Wheat intolerant? It may not always be celiac disease

A protein called gluten in wheat, oats, barley and rye (European cereal) is known to cause a condition called celiac disease. It is a condition in which gluten damages the intestines and reduces their ability to absorb food. Individuals with this condition can manifest typical or atypical symptoms. They may not even have any symptoms, which is called silent celiacs.

Typical symptoms of celiac disease include diarrhoea, gastrointestinal disturbances like abdominal distension, bloating, burping, reflux, flatulence, pain, constipation, nausea, vomiting, growth problems, stunting, weight loss, anaemia, lethargy or tiredness. However, not everyone shows these symptoms.

Atypical symptoms include bone and joint problems like osteoporosis, arthritis, cramps, aches and easy fractures, skin problems, infertility, recurrent miscarriages, giddiness and behavioural problems like depression, anxiety, irritability and poor school performance. Absence of typical symptoms makes diagnosis difficult and often leads to ill health and life-threatening diseases. Celiac disease can creep up silently on just about anyone, and turn fatal if undiagnosed. Celiac disease is diagnosed through a simple blood test and confirmed through the gold-standard intestinal biopsy, which shows damage to the intestinal lining.

However, another form of sensitivity to wheat is called non-celiac gluten sensitivity (NCGS).

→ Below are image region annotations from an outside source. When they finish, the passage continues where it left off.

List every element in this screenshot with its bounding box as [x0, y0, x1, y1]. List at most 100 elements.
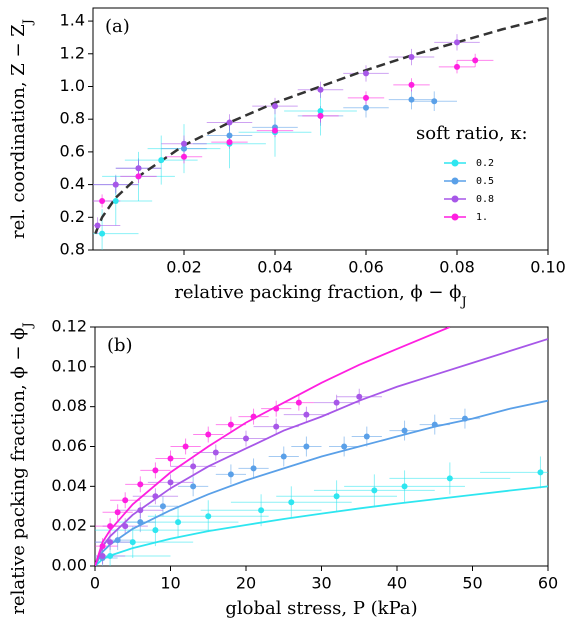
data-point [333, 493, 340, 500]
data-point [280, 453, 287, 460]
x-tick-label: 0.02 [166, 258, 202, 277]
data-point [205, 431, 212, 438]
fit-line [95, 327, 451, 566]
legend-title: soft ratio, κ: [416, 123, 528, 144]
y-tick-label: 0.08 [51, 396, 87, 415]
data-point [333, 399, 340, 406]
data-point [408, 81, 415, 88]
data-point [167, 455, 174, 462]
data-point [227, 421, 234, 428]
plot-frame [92, 7, 549, 251]
data-point [272, 103, 278, 110]
data-point [181, 140, 187, 147]
data-point [431, 421, 438, 428]
x-tick-label: 0.10 [530, 258, 566, 277]
data-point [341, 443, 348, 450]
legend-label: 0.5 [476, 176, 494, 187]
data-point [190, 463, 197, 470]
y-tick-label: 0.06 [51, 436, 87, 455]
x-axis-label: global stress, P (kPa) [225, 598, 417, 619]
data-point [472, 57, 479, 64]
x-tick-label: 10 [160, 574, 180, 593]
data-point [152, 467, 159, 474]
data-point [317, 108, 324, 115]
data-point [317, 112, 324, 119]
data-point [99, 197, 106, 204]
data-point [227, 471, 234, 478]
data-point [243, 435, 249, 442]
legend-marker [451, 213, 459, 221]
data-point [135, 165, 142, 172]
data-point [158, 157, 165, 164]
data-point [181, 153, 187, 160]
y-tick-label: 0.8 [60, 109, 85, 128]
data-point [167, 479, 174, 486]
data-point [401, 483, 408, 490]
y-tick-label: 1.0 [60, 76, 85, 95]
data-point [363, 94, 369, 101]
data-point [190, 483, 197, 490]
x-tick-label: 60 [538, 574, 558, 593]
data-point [446, 475, 453, 482]
data-point [181, 145, 187, 152]
data-point [226, 132, 233, 139]
data-point [99, 230, 106, 237]
data-point [273, 405, 280, 412]
data-point [129, 539, 136, 546]
plot-area [95, 327, 548, 566]
legend-marker [451, 195, 459, 203]
data-point [112, 197, 119, 204]
data-point [226, 119, 233, 126]
data-point [107, 539, 114, 546]
data-point [114, 509, 121, 516]
data-point [288, 499, 295, 506]
data-point [182, 443, 189, 450]
data-point [107, 523, 114, 530]
data-point [137, 481, 144, 488]
data-point [114, 537, 121, 544]
data-point [537, 469, 544, 476]
data-point [99, 543, 106, 550]
data-point [152, 493, 159, 500]
y-tick-label: 0.6 [60, 141, 85, 160]
y-tick-label: 0.00 [51, 556, 87, 575]
x-tick-label: 30 [311, 574, 331, 593]
panel-label: (a) [105, 16, 130, 37]
data-point [408, 96, 415, 103]
y-tick-label: 0.4 [60, 174, 85, 193]
data-point [295, 399, 302, 406]
data-point [454, 63, 460, 70]
data-point [152, 527, 159, 534]
x-tick-label: 40 [387, 574, 407, 593]
y-tick-label: 0.10 [51, 356, 87, 375]
data-point [212, 449, 219, 456]
data-point [356, 393, 363, 400]
data-point [250, 465, 257, 472]
plot-area [93, 16, 548, 250]
y-tick-label: 1.2 [60, 43, 85, 62]
data-point [363, 70, 369, 77]
legend-label: 0.2 [476, 158, 494, 169]
data-point [303, 443, 310, 450]
fit-line [95, 338, 548, 566]
data-point [94, 222, 101, 229]
data-point [107, 553, 114, 560]
x-tick-label: 0.04 [257, 258, 293, 277]
data-point [303, 411, 310, 418]
data-point [122, 497, 129, 504]
data-point [408, 54, 415, 61]
data-point [401, 427, 408, 434]
data-point [226, 139, 233, 146]
y-tick-label: 0.04 [51, 476, 87, 495]
data-point [461, 415, 468, 422]
data-point [363, 433, 370, 440]
y-tick-label: 0.02 [51, 516, 87, 535]
x-tick-label: 0 [90, 574, 100, 593]
x-tick-label: 20 [236, 574, 256, 593]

The relatively new condition is now being recognised by healthcare practitioners. You may develop it at any age even if you have been consuming gluten all your life.

Non-celiac gluten sensitivity has been coined to describe individuals who cannot tolerate gluten and experience symptoms similar to those with celiac disease. These people lack the same antibodies and exhibit intestinal damage as seen in celiac disease. Research suggests that non-celiac gluten sensitivity is an innate immune response, as opposed to an autoimmune or allergic reaction.

Non-celiac gluten sensitivity has been clinically recognised as less severe than celiac disease. It is not accompanied by enteropathy (intestinal damage), elevations in tissue-transglutaminase (tTg), endomysial or anti-gliadin antibodies, and increased intestinal permeability that are characteristic of celiac disease". Increased intestinal permeability permits toxins, bacteria and undigested food proteins to seep through the gastro-intestinal barrier and into the bloodstream, and research suggests that it is an early biological change that comes before the onset of several autoimmune diseases.